E' uno degli ospiti più anziani di questo ospizio, ha quasi novant'anni. Non si è sposato, non ha parenti, e gli amici che aveva se ne sono andati da anni. Forse per questo guarda mio figlio con quella specie di ammirazione e quasi una punta di tenerezza: a furia di vederlo è come se fosse diventato parente anche suo.

"Fagli vedere il presepe" mi suggerisce bofonchiando.

"Cosa ha detto?" vuol sapere Alberto.

"Di farti vedere il presepe. Lo hanno fatto in questi giorni."

"Sì, certo" dice Alberto, ma io capisco che è già preoccupato di far tardi, fuori piove e ha l'auto parcheggiata lontano.

"Vai pure, ci vediamo domani."

Mi vergogno sempre un pò della presenza di tanti crani lucidi e teste canute curve sul cibo, quasi fosse colpa mia il trovarmi qui. Avessi potuto badare a me stesso e mantenermi da solo con la pensione sarei rimasto a casa mia. Ora il pomeriggio sarà interminabile, appena rimarrò di nuovo solo, perchè lo spettacolo della vecchiaia altrui mi rende insopportabile persino la mia...E così le lunghe pause, i silenzi, le ombre, i ricordi che sbiadiscono, proprio quelli che pensavo mi avrebbero fatto più compagnia...

"Ah, senti" ha aggiunto Alberto "ho pensato di regalarti un paio di pantofole col pelo."

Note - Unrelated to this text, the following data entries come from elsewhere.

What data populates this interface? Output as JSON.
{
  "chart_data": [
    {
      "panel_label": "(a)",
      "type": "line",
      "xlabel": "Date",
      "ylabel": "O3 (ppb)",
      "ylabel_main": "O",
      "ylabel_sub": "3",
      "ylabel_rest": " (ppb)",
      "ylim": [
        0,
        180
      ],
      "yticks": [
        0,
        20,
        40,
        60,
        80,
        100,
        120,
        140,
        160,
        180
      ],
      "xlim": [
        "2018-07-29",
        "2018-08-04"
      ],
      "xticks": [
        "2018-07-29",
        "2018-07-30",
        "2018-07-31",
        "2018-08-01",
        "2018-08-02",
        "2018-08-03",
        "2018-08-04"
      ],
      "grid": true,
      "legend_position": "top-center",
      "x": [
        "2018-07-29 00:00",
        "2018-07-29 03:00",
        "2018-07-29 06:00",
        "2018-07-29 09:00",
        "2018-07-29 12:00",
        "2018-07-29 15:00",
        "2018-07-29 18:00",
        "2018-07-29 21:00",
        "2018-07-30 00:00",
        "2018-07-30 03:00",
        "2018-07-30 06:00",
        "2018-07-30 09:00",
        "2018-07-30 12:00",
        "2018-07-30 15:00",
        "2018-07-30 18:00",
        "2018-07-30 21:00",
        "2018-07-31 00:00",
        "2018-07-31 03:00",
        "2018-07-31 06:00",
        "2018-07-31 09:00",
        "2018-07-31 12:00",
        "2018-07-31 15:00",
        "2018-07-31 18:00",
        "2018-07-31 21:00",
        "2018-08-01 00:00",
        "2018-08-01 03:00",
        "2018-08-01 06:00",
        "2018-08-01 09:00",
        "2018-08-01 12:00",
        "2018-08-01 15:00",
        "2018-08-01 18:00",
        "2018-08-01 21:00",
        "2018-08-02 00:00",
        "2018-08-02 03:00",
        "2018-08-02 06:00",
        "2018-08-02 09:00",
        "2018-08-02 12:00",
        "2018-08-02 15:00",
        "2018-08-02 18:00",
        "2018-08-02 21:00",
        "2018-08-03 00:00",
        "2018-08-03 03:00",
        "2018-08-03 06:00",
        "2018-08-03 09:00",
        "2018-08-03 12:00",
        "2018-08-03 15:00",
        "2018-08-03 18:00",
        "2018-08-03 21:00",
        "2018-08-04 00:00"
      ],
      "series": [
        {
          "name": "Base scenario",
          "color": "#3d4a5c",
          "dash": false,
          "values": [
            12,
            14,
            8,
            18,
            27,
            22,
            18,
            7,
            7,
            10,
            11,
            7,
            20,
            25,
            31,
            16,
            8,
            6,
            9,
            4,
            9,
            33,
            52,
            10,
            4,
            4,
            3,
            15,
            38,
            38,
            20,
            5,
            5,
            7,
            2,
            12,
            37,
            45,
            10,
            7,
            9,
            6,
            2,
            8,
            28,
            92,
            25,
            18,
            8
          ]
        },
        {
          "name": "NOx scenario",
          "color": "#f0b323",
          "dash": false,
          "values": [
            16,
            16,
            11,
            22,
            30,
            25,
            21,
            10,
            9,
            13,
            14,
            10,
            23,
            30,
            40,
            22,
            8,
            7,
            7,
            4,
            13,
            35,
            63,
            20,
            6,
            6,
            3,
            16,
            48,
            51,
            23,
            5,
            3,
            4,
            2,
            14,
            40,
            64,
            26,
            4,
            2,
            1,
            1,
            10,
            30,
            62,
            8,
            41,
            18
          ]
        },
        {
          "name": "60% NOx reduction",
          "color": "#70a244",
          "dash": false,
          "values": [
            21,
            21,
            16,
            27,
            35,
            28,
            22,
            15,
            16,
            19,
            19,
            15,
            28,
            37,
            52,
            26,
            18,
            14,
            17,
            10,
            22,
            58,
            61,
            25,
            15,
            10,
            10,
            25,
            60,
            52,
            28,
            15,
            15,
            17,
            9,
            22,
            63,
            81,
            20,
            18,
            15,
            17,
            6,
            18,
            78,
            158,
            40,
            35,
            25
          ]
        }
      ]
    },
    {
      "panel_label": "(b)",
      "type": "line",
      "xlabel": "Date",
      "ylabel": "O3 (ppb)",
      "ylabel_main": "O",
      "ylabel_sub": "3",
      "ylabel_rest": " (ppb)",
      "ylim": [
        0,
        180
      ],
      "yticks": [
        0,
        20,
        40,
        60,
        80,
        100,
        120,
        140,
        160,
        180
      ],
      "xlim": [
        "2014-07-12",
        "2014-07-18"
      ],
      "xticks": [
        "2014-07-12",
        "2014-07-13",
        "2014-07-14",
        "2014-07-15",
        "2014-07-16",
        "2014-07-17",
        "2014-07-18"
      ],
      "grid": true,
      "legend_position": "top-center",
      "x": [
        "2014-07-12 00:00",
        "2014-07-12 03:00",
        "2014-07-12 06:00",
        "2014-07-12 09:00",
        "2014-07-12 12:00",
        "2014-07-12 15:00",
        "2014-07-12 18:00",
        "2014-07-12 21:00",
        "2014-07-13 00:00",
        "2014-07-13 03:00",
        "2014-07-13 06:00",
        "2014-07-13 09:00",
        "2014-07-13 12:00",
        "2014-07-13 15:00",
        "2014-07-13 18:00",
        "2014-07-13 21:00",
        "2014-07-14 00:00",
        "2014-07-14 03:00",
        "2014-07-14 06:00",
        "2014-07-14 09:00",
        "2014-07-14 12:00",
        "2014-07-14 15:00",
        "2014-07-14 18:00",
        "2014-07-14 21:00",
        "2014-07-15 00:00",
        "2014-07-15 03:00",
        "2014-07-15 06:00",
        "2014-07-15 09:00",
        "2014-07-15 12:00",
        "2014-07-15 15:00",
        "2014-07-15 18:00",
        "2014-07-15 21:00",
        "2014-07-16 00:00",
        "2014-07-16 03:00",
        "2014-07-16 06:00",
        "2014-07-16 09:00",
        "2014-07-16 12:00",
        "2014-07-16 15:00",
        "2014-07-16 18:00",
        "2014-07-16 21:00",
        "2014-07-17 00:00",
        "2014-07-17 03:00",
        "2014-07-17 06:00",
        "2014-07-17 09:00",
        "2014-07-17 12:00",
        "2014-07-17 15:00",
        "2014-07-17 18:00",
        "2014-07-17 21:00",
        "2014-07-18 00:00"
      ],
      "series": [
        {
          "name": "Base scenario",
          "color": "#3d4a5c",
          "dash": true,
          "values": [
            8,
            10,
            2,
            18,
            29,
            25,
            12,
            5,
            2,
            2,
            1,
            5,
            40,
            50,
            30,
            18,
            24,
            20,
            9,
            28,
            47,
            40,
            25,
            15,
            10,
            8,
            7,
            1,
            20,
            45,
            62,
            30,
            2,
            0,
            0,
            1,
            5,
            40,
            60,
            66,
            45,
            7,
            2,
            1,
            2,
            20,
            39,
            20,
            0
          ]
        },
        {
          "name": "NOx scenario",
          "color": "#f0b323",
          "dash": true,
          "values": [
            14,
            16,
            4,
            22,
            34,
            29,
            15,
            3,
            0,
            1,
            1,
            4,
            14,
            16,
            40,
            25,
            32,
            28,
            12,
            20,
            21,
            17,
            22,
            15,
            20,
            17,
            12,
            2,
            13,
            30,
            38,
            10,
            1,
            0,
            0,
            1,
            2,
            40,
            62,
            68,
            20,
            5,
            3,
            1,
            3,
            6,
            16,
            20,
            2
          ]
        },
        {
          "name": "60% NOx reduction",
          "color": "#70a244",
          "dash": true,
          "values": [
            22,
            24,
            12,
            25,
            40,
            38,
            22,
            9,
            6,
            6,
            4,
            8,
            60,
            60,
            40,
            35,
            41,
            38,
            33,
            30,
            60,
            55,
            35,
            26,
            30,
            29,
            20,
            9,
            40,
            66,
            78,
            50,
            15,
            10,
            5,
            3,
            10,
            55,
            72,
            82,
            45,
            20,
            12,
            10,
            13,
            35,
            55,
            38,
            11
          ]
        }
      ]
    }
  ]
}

"Grazie, ma lascia stare. Non spendere soldi per me. Non ho bisogno di niente."

Che avvilimento constatare che non c'è regalo che possa essermi utile, o farmi piacere, all'infuori del gesto in sè.

"Vuoi forse qualcos'altro?"

Gli ho fatto cenno di avvicinarsi per poter aggiungere sottovoce. "Casomai fà un regalo a Tommaso, che non ha nessuno."

"Va bene" mi rassicura.

Dalla vetrata si è girato a farmi un saluto con la mano. Chissà se si ricorderà.

Poi dopo mangiato, seduto nella saletta della televisione, guardando il telegiornale, mi è ritornato un pensiero. Forse si muore perchè il mondo è peggiorato, e in quei fatti, in quelle cronache trasmesse dallo schermo ci sentiamo estranei.